Genel olarak sinemamızda var olan hastalık derecesindeki bir takıntı da filmi müziğe boğmak. Evet, filmler müzikle boğuluyor ve sinemaya dair ne varsa can çekişiyor. Mekanla ve sözle uyumlu müzik filme ne kadar güç katıyorsa yersiz varlığı da o kadar baltalıyor. Niteliksiz senaryoyu video klip tadında çekince, film çekilmez hale geliyor.

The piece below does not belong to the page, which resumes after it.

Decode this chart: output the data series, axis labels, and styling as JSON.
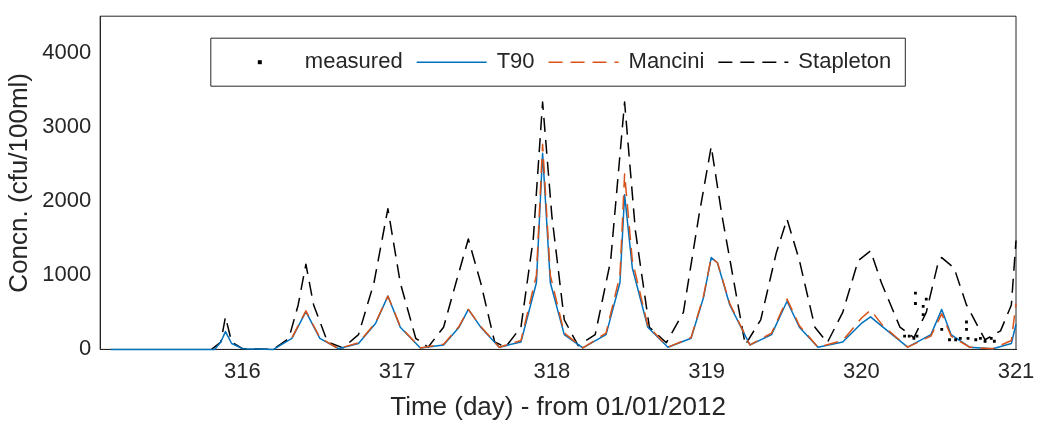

Sadece komedi değil, tüm filmlerin odak noktasında senaryo bulunuyor. Senaryo ise sadece tahayyül edilmiş kelimelerle değil, içinde bulunduğu çağın dinamikleri ile de şekilleniyor. Sosyal medyanın asosyal potansiyele sahip ilişkilere kapı aralaması, insanlar arasındaki etkileşimi de derinden etkiliyor. Fenomen olarak tanımlanan isimlerin kolaycı mizah anlayışı ve bu mizaha kolay erişim, zeka gerektiren bir mizah yaklaşımına verilmesi gereken emeği uğraşılmaz kılıyor. Endüstriyelleşmiş bir sinema sektörümüz olsa idi, potansiyeli olan kalemler için başka hiçbir kaygı gütmeksizin sadece üretime odaklanacağı bir alan açılmış olurdu. Fakat mizah seviyesinin hızla irtifa kaybedişi, gerçekten gülmek isteyen izleyici ile sinema salonları arasına mesafe koyarken, gülmeyi ilkel bir refleks olarak basite indirgeyen kolaycı mizah anlayışı, kısa vadeli menfaat uğruna sistemi uzun vadede kilitlemeye başlıyor. Mevcut kolaycılığa teslim olmadan, kitlesine ulaşma gayesini idealist şekilde sürdürmeyi başaran mizah erbabının kalıcı inadı, bu sürecin iyileşmesi noktasında son derece belirleyici bir rol oynayacaktır. Mizahtaki kırılmanın daimi sakatlığa mahkum olmaması için aynı zamanda zaruri bir rol bu.